FP: How can early breastfeeding help moms?
JM: The most common reason that mothers give up on breastfeeding is not having enough milk. That’s the factor that most strongly associates with how long mothers breastfeed and how exclusively mothers breastfeed. How much milk you make depends on how you phone in your order in the first few days. The reason a pump doesn’t work in the first three days is because that milk is too thick—it’s hard to suck it out, but it’s easy to massage it out.
FP: Can women expect someone in the delivery room—whether it’s a doctor or a nurse—to remind them to breastfeed right away or walk them through the process at all?
JM: If they’re lucky. What I would advise them to do is watch the video. That’s why I made it. They’re not going to get a lactation consultant in the delivery room—you have no idea what’s going to happen when you walk in to deliver. You might end up with a C-section. If you end up with a C-section, you’re not going to have your lactation consultant allowed to come into the operating room.

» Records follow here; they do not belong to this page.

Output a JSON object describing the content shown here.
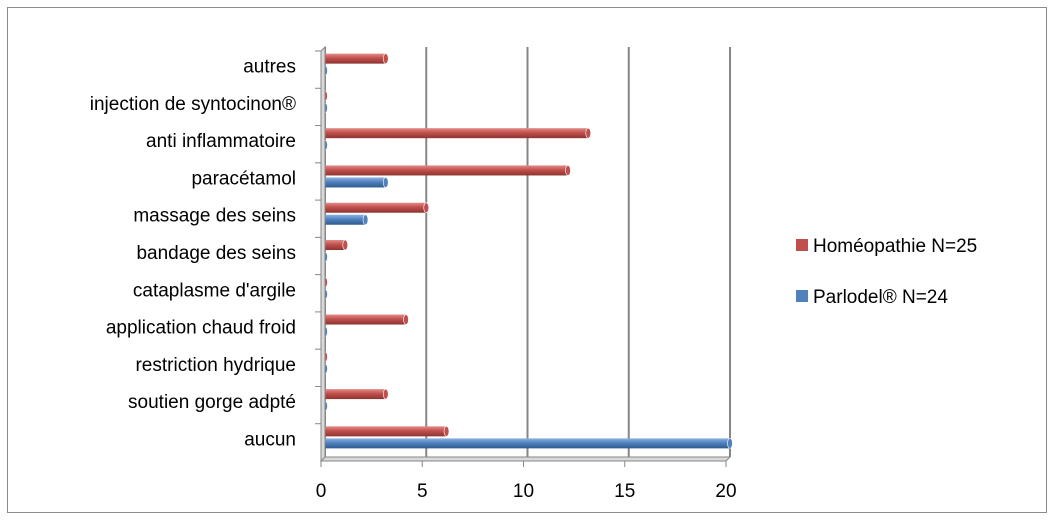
{
  "chart_data": {
    "type": "bar",
    "orientation": "horizontal",
    "categories": [
      "aucun",
      "soutien gorge adpté",
      "restriction hydrique",
      "application chaud froid",
      "cataplasme d'argile",
      "bandage des seins",
      "massage des seins",
      "paracétamol",
      "anti inflammatoire",
      "injection de syntocinon®",
      "autres"
    ],
    "series": [
      {
        "name": "Homéopathie N=25",
        "color": "#c0504d",
        "values": [
          6,
          3,
          0,
          4,
          0,
          1,
          5,
          12,
          13,
          0,
          3
        ]
      },
      {
        "name": "Parlodel® N=24",
        "color": "#4f81bd",
        "values": [
          20,
          0,
          0,
          0,
          0,
          0,
          2,
          3,
          0,
          0,
          0
        ]
      }
    ],
    "xlim": [
      0,
      20
    ],
    "xticks": [
      "0",
      "5",
      "10",
      "15",
      "20"
    ],
    "grid": true,
    "legend_position": "right",
    "legend_order": [
      "Homéopathie N=25",
      "Parlodel® N=24"
    ]
  }
}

FP: What are the biggest benefits for babies who are breastfed within the first hour of life?
JM: Let me just say this: The milk they get in the beginning is very small quantities very frequently. That thick milk in the beginning is not very nutritional, but what is is like a vaccination. It is the most protective thing you could possibly do. It turns on the baby’s own immune system, the baby’s own ability to fight inflammation and infection is turned on, which is critical. You really see the most difference in the most vulnerable babies, but it’s absolutely there in term babies as well.
FP: Do you think most moms are aware that they should be breastfeeding right away—or do you think most women go through pregnancy without understanding that?
JM: I think it’s the latter. Everybody sort of has the idea of "the first thing is called giving birth and the second thing you do later, which is called breastfeeding." What we’ve learned is the longer you wait between the birth and the first feeding, the more problems you’re going to have with breastfeeding.